At the risk of situating #BlackLivesMatter as merely a trope when it is so much more and cannot be de-neutralized with endless spin-offs, I want to talk out loud/digitally about BLACK LANGUAGE MATTERS. I like MATTERS here as both a noun and a verb: 1) all of the attenuating political circumstances, past and present, around issues of language, meaning, and multiple Englishes; 2) all of the processes where Black Language carries the depth and resistance of Black suffering and resilience.
I start these conversations in my classrooms with a specific definition now— a definition inspired by an investigation initiated by my graduate students at the graduate center/CUNY and one of the classes I teach, African American Literacies and Education. Inspired by Elaine Richardson’s African American Literacies, my students and I worked to really define and anchor ourselves in race, culture, resistance, and African American languaging systems. It wasn’t easy.
For me, Steven Willis’s “Ebonic 101” gives me (in)sights and images to always keep in mind. Black Language is:
“A rhetorical recipe”… under the tongue (what “Big Mama hid under her tongue cuz she headed for northern cities during the Great Migration”)
“the dialect of the doe boys”
“the bass that appears in a rapper’s rhythmic rhetoric that appears everywhere”
“the native tongue to the underrepresented Black American”
“culture in these words”
It’s the way Willis turns the second part of his poem, when he offers the grammar lesson that best signals the politics of Black Language Matters for me. It’s not simply about the linguistic mathematics here. It’s the process that Willis describes here in one of my favorite lines: “THE BENDING BACK OF MY SPEECH COMES FROM YEARS OF CARRYING THE BLACK EXPERIENCE.”
Willis shows that Black Language has a specific race-resistance grammar where the silence of the “OR” sound finds its voice in Emmett Till and Rodney King screamin, “don’t beat me no mo,” and Trayvon Martin askin, “what is you followin me fo?” Black Language also has a specific misogyny-resistance grammar where the “ER” sound transforms itself into an “a” when Lauryn Hill proclaims that “even after all my logic and my theory, I add a muthafucka so you ig’nant niggas hear me.”
As if this wasn’t enough, Willis lays it all the way down even more. Black Language is:
the verbal diaspora of Africa that shapes our very spines…
the way we cross our T’s with the Middle Passage…
the times when we dot Our “I’s” with strange fruits…
the paths we have traveled when we curve our S’s with Atlantic routes/roots.
We have never been “slaves to white phonetics,” never strung up by “Jim Crow grammar,” and have never been confined by the lines of “Mason-Dixon diction.” Black Language cannot, therefore, be corrected because this language is about political, historical, and cultural CONTEXT, not deviations from what white systems/schools/institutions define as the norm or standard— arbitrary rules that far too many folk (white folk and folk of color) accept as somehow harboring truth, justice, elegance, or logic.

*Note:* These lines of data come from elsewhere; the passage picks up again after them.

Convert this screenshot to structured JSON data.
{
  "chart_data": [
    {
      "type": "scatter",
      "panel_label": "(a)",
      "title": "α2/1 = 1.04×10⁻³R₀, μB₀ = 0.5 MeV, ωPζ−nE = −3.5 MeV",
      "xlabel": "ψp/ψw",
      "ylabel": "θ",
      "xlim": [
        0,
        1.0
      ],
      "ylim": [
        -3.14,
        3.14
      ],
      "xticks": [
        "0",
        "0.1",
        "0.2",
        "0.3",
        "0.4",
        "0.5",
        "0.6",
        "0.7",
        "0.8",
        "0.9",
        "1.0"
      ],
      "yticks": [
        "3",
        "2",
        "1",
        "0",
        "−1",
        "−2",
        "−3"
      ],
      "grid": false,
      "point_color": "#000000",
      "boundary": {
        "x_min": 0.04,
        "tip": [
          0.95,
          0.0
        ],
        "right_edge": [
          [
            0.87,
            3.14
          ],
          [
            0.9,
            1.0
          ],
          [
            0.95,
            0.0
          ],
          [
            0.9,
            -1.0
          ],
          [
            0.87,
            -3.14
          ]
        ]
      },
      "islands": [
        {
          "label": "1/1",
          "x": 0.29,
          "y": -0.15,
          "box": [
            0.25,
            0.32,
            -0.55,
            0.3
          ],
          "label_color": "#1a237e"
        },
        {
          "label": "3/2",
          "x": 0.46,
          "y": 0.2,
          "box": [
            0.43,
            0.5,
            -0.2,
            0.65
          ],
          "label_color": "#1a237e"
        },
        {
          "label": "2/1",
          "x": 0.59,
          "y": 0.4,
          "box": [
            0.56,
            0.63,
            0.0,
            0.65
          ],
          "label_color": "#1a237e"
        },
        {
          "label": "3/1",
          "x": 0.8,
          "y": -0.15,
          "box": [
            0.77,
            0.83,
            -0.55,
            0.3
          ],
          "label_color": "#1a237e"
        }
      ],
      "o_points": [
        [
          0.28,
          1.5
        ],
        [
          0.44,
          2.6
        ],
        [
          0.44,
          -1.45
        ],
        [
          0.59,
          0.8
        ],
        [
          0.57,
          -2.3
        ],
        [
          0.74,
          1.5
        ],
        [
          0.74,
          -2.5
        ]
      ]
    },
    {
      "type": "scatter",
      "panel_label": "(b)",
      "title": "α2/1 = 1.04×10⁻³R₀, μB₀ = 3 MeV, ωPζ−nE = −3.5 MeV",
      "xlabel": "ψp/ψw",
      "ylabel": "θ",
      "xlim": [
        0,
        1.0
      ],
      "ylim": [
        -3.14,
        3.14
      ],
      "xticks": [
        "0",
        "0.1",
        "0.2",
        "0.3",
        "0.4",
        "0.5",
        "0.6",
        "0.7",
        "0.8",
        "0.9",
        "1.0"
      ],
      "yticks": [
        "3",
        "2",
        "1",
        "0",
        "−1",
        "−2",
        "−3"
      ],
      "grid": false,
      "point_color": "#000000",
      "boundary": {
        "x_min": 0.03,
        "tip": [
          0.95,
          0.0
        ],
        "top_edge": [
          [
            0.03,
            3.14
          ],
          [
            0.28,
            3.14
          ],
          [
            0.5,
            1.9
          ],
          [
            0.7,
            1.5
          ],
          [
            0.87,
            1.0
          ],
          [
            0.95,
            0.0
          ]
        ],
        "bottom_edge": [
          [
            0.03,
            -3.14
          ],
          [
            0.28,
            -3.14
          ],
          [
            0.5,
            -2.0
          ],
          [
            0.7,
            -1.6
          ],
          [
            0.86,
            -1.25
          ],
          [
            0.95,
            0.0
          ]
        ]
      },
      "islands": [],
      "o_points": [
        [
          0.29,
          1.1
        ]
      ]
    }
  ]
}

At the end, Willis brings us to the scene of WRITING, the vantage point that interests me most. I am not a school/university-trained linguist. Although I find some of that work interesting at times, I am not interested in mathematical equations/statistical data that describes how, for instance, my grandmother used African American Language. I am not interested in helping white academic/middle class audiences understand her language as competent, intelligent, rule-governed, and rhetorically-savvy. Those who have doubted these facts did not do so because they were in need of quantitive academic studies; they were in need of humanity, of exactly the kind of humanity my grandmother’s Black Language enacted. Willis’s focus on WRITING is a radical contribution for me. He is not merely talking about code-switching when you talk to your boys, or when you shift oral registers in public performances. Willis is talking about Black Language as a THOUGHT PROCESS, as words/meaning that structure his thoughts and intellectual-political movements on the page and screen, going beyond the linear, western discourse-teleology of white institutions/white schooling/white publishing that far too many of us promote and sustain.
Yes, Black Language Matters.
And we are so far away from realizing the radical implications of this.